Camille Desmoulins, marié depuis peu de temps à une jeune fille qu’il adorait, et dont il avait récemment eu un fils, écrivait la veille de son supplice à cette infortunée… « Je meurs à trente-quatre ans ; j’appuie avec calme ma tête sur l’oreiller de mes écrits, trop nombreux, peut-être, mais qui respirent tous la même philanthropie, le même désir de rendre mes concitoyens heureux et libres… Ô ma femme ! ma chère Lucile, j’étais né pour vivre paisible, défendre les malheureux, te rendre heureuse ; composer avec ta mère, mon père et quelques personnes selon notre cœur un O’Tahiti. Je rêvais une république que tout le monde eût adorée ; jamais je n’aurais pu croire les hommes si injustes, si féroces. Comment supposer que quelques plaisanteries écrites contre des collègues effaceraient le souvenir de mes services ! Je meurs victime de ces plaisanteries et de mon amitié pour Danton… Nous pouvons emporter avec nous le témoignage que nous mourons les derniers des républicains… Adieu, ma Lucile bien-aimée, vis pour notre enfant, pour notre petit Horace ; parle-lui de moi : tu lui diras, ce que le pauvre petit comprendra plus tard, que je l’aurais bien aimé… Malgré l’iniquité de mon supplice, je crois en Dieu. Mon sang effacera mes fautes. Ce que j’ai eu de bon, mes vertus civiques, mon amour de la liberté, Dieu le récompensera. Adieu, ma Lucile ! adieu, ma bien-aimée ! adieu, mon petit Horace ! adieu, mon père ! je sens fuir devant moi le rivage de la vie. Ô Lucile ! je te vois encore… Mes mains liées par le bourreau t’embrasseront encore, et ma tête, séparée de mon corps, attachera encore sur toi mes yeux mourants. »…
Les condamnés furent conduits le soir, à cinq heures, à l’échafaud. Camille Desmoulins tenait dans ses mains des cheveux de sa femme.
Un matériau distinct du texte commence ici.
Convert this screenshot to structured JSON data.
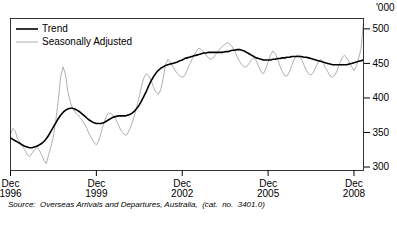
{
  "chart_data": {
    "type": "line",
    "ylabel": "'000",
    "caption": "Source:  Overseas Arrivals and Departures, Australia,  (cat.  no.  3401.0)",
    "categories": [
      "Dec\n1996",
      null,
      null,
      null,
      null,
      null,
      null,
      null,
      null,
      null,
      null,
      null,
      null,
      null,
      null,
      null,
      null,
      null,
      null,
      null,
      null,
      null,
      null,
      null,
      null,
      null,
      null,
      null,
      null,
      null,
      null,
      null,
      null,
      null,
      null,
      null,
      "Dec\n1999",
      null,
      null,
      null,
      null,
      null,
      null,
      null,
      null,
      null,
      null,
      null,
      null,
      null,
      null,
      null,
      null,
      null,
      null,
      null,
      null,
      null,
      null,
      null,
      null,
      null,
      null,
      null,
      null,
      null,
      null,
      null,
      null,
      null,
      null,
      null,
      "Dec\n2002",
      null,
      null,
      null,
      null,
      null,
      null,
      null,
      null,
      null,
      null,
      null,
      null,
      null,
      null,
      null,
      null,
      null,
      null,
      null,
      null,
      null,
      null,
      null,
      null,
      null,
      null,
      null,
      null,
      null,
      null,
      null,
      null,
      null,
      null,
      null,
      "Dec\n2005",
      null,
      null,
      null,
      null,
      null,
      null,
      null,
      null,
      null,
      null,
      null,
      null,
      null,
      null,
      null,
      null,
      null,
      null,
      null,
      null,
      null,
      null,
      null,
      null,
      null,
      null,
      null,
      null,
      null,
      null,
      null,
      null,
      null,
      null,
      null,
      "Dec\n2008",
      null,
      null,
      null,
      null
    ],
    "series": [
      {
        "name": "Trend",
        "color": "#000000",
        "values": [
          342,
          340,
          338,
          336,
          334,
          332,
          330,
          329,
          328,
          328,
          329,
          330,
          332,
          334,
          337,
          341,
          346,
          352,
          358,
          364,
          370,
          375,
          379,
          382,
          384,
          385,
          385,
          384,
          382,
          380,
          377,
          374,
          371,
          368,
          366,
          364,
          363,
          363,
          363,
          364,
          366,
          368,
          370,
          372,
          373,
          374,
          374,
          374,
          374,
          375,
          376,
          378,
          381,
          385,
          390,
          396,
          403,
          410,
          418,
          425,
          431,
          436,
          440,
          443,
          445,
          447,
          448,
          449,
          450,
          451,
          452,
          454,
          455,
          457,
          458,
          459,
          460,
          461,
          462,
          463,
          464,
          465,
          465,
          466,
          466,
          466,
          466,
          466,
          466,
          466,
          467,
          467,
          468,
          469,
          469,
          470,
          470,
          469,
          468,
          466,
          464,
          462,
          460,
          458,
          457,
          456,
          455,
          455,
          455,
          455,
          456,
          456,
          457,
          457,
          458,
          458,
          459,
          459,
          460,
          460,
          460,
          460,
          460,
          459,
          459,
          458,
          457,
          456,
          455,
          454,
          453,
          452,
          451,
          450,
          449,
          448,
          448,
          448,
          448,
          448,
          448,
          448,
          449,
          450,
          451,
          452,
          453,
          454,
          455
        ]
      },
      {
        "name": "Seasonally Adjusted",
        "color": "#b0b0b0",
        "values": [
          348,
          356,
          352,
          340,
          336,
          330,
          325,
          318,
          315,
          320,
          325,
          328,
          325,
          318,
          310,
          305,
          318,
          330,
          345,
          368,
          395,
          430,
          445,
          435,
          410,
          395,
          385,
          380,
          376,
          372,
          368,
          362,
          356,
          348,
          342,
          336,
          332,
          338,
          350,
          362,
          372,
          378,
          378,
          375,
          370,
          363,
          355,
          350,
          346,
          348,
          355,
          364,
          375,
          388,
          402,
          418,
          430,
          435,
          432,
          425,
          415,
          408,
          405,
          412,
          428,
          448,
          456,
          452,
          446,
          440,
          435,
          432,
          430,
          432,
          440,
          448,
          455,
          462,
          468,
          472,
          470,
          466,
          462,
          458,
          456,
          458,
          463,
          468,
          472,
          475,
          478,
          480,
          478,
          474,
          468,
          460,
          453,
          448,
          445,
          445,
          450,
          455,
          458,
          454,
          446,
          438,
          435,
          442,
          452,
          462,
          468,
          464,
          456,
          446,
          438,
          432,
          432,
          438,
          448,
          456,
          462,
          462,
          456,
          448,
          440,
          435,
          433,
          437,
          445,
          452,
          456,
          452,
          444,
          438,
          432,
          430,
          433,
          440,
          450,
          458,
          462,
          458,
          452,
          445,
          440,
          446,
          458,
          472,
          510
        ]
      }
    ],
    "ylim": [
      295,
      515
    ],
    "yticks": [
      300,
      350,
      400,
      450,
      500
    ],
    "grid": false,
    "legend": "upper left"
  }
}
Il devait être exécuté le premier, il voulut embrasser Danton, le bourreau s’y opposa. « – Tu es donc plus cruel que la mort ? – dit Camille, – elle n’empêchera pas nos têtes de se baiser tout à l’heure dans le fond du panier ! » – Puis, avisant le couteau de la guillotine, il ajouta : « – Voilà donc la récompense destinée au premier apôtre de la liberté ! celui qui, le 12 juillet 1789, a, le premier, fait appel à l’insurrection ! Les monstres qui m’assassinent ne me survivront pas longtemps ! » – Danton, calme, intrépide jusqu’à la fin, ne peut retenir cependant une larme, en s’écriant : « – Ma bien-aimée femme, mes pauvres enfants, je ne vous verrai donc plus ! » – Puis, se raffermissant : « – Allons, Danton, pas de faiblesse ! » – Et s’adressant au bourreau : « – Tu montreras ma tête au peuple… elle en vaut la peine ! »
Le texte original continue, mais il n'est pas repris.